Cão Orelha: conduta de delegado geral é investigada pelo MPSC

Delegado da Polícia Civil de Santa Catarina Sob Investigação: O Caso do Cão Orelha

No último dia 10, a 40ª Promotoria de Justiça da Comarca da Capital instaurou um procedimento preparatório que se tornou o centro das atenções em Santa Catarina. O alvo dessa investigação é o delegado-geral da Polícia Civil, Ulisses Gabriel. Essa ação ocorre em virtude de diversas representações que chegaram até o Ministério Público, questionando a conduta do delegado no trágico caso da morte do cachorro comunitário conhecido como Orelha.

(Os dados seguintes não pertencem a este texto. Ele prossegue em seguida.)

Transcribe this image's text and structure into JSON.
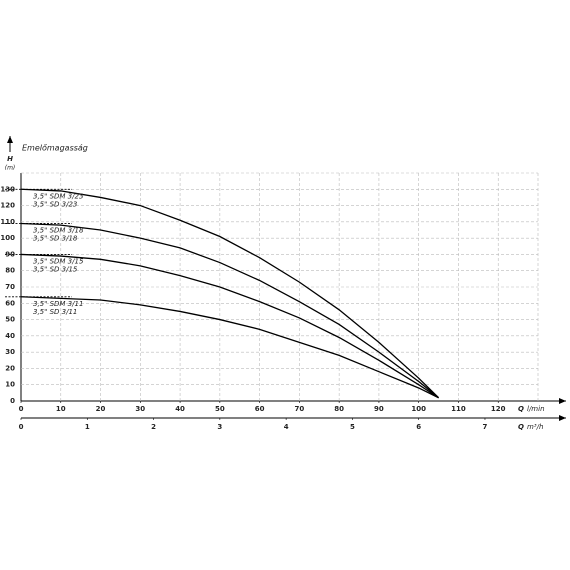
{
  "chart_data": {
    "type": "line",
    "y_label": "Emelőmagasság",
    "y_symbol": "H",
    "y_unit": "(m)",
    "x_symbol": "Q",
    "x_unit": "l/min",
    "x2_symbol": "Q",
    "x2_unit": "m³/h",
    "x": [
      0,
      10,
      20,
      30,
      40,
      50,
      60,
      70,
      80,
      90,
      100,
      105
    ],
    "series": [
      {
        "labels": [
          "3,5\" SDM 3/23",
          "3,5\" SD 3/23"
        ],
        "color": "#000000",
        "values": [
          130,
          129,
          125,
          120,
          111,
          101,
          88,
          73,
          56,
          36,
          14,
          2
        ]
      },
      {
        "labels": [
          "3,5\" SDM 3/18",
          "3,5\" SD 3/18"
        ],
        "color": "#000000",
        "values": [
          109,
          108,
          105,
          100,
          94,
          85,
          74,
          61,
          47,
          30,
          12,
          2
        ]
      },
      {
        "labels": [
          "3,5\" SDM 3/15",
          "3,5\" SD 3/15"
        ],
        "color": "#000000",
        "values": [
          90,
          89,
          87,
          83,
          77,
          70,
          61,
          51,
          39,
          25,
          10,
          2
        ]
      },
      {
        "labels": [
          "3,5\" SDM 3/11",
          "3,5\" SD 3/11"
        ],
        "color": "#000000",
        "values": [
          64,
          63,
          62,
          59,
          55,
          50,
          44,
          36,
          28,
          18,
          8,
          2
        ]
      }
    ],
    "xlim": [
      0,
      130
    ],
    "xticks": [
      0,
      10,
      20,
      30,
      40,
      50,
      60,
      70,
      80,
      90,
      100,
      110,
      120
    ],
    "x2lim": [
      0,
      7.8
    ],
    "x2ticks": [
      0,
      1,
      2,
      3,
      4,
      5,
      6,
      7
    ],
    "ylim": [
      0,
      140
    ],
    "yticks": [
      0,
      10,
      20,
      30,
      40,
      50,
      60,
      70,
      80,
      90,
      100,
      110,
      120,
      130
    ],
    "grid": true
  }
}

A Repercussão do Caso Orelha

A morte do cão Orelha, que se tornou um símbolo da luta pelos direitos dos animais na região, gerou um clamor popular e um debate intenso sobre a proteção animal. Orelha era um cachorro querido pela comunidade e sua morte levantou questões sobre a responsabilidade das autoridades em proteger esses seres vulneráveis.

De acordo com informações do Ministério Público, o procedimento instaurado visa avaliar se há necessidade de abrir um inquérito civil, o que poderia levar a ações judiciais. Essa fase é crucial, pois se trata de entender se houve falhas nas investigações anteriores que levaram à morte do animal.

Reações da Polícia Civil

A CNN Brasil buscou contato com a Polícia Civil de Santa Catarina para obter mais informações sobre o andamento do caso, mas até o momento, não houve retorno. Essa falta de comunicação tem gerado ainda mais especulação e desconfiança por parte da população, que espera respostas claras e rápidas.

Adoção do Cão Caramelo

Em meio a esse cenário conturbado, o delegado Ulisses Gabriel fez uma postagem nas redes sociais no dia 23 de janeiro, onde anunciou a adoção de outro cão, Caramelo. Essa ação foi interpretada por muitos como uma tentativa de suavizar sua imagem, especialmente considerando o contexto delicado envolvendo o caso de Orelha. “Seja a diferença, faça a diferença!”, foi a mensagem que ele compartilhou em sua conta no Instagram.

O ato de adotar um animal em situação de vulnerabilidade poderia ser visto como um gesto positivo, mas muitos questionaram se isso seria suficiente para reparar a dor e a indignação causadas pela morte do cachorro Orelha.

Investigações em Andamento

O Ministério Público de Santa Catarina, em uma ação mais rigorosa, solicitou a exumação do corpo de Orelha para que uma perícia direta pudesse ser realizada. Essa decisão surgiu após uma análise cuidadosa do inquérito policial que investigava as circunstâncias da morte do animal, ocorrida na Praia Brava, em Florianópolis, em janeiro.

No dia 9, as Promotorias de Justiça que estão acompanhando o caso protocolaram um pedido no Judiciário, que visa aprofundar as investigações e realizar novas diligências. A intenção é esclarecer se houve coação ou qualquer irregularidade durante os procedimentos que levaram à morte de Orelha.

O Que Acontecerá a Seguir?

O Ministério Público enfatizou que o caso ainda está em fase investigatória, o que significa que muitas informações ainda estão sendo coletadas. Além disso, a 2ª Promotoria de Justiça decidiu restabelecer o sigilo do processo devido à possível envolvêcia de adolescentes, o que complica ainda mais a situação.

A Justiça estipulou um prazo de 20 dias para que as investigações solicitadas sejam concluídas. Assim que todas as informações forem coletadas, as Promotorias de Justiça deverão analisar o material e tomar as providências adequadas. Esse período será crucial para determinar o futuro do caso e responsabilizar aqueles que possam ter contribuído para a tragédia que abalou a comunidade.

Conclusão

A morte do cachorro Orelha não é apenas uma questão de um animal morto, mas reflete a luta contínua pela proteção dos direitos dos animais e a responsabilidade das autoridades em garantir que tais tragédias não voltem a acontecer. A sociedade aguarda ansiosamente por respostas e por ações que garantam justiça não só para Orelha, mas para todos os animais que não têm voz.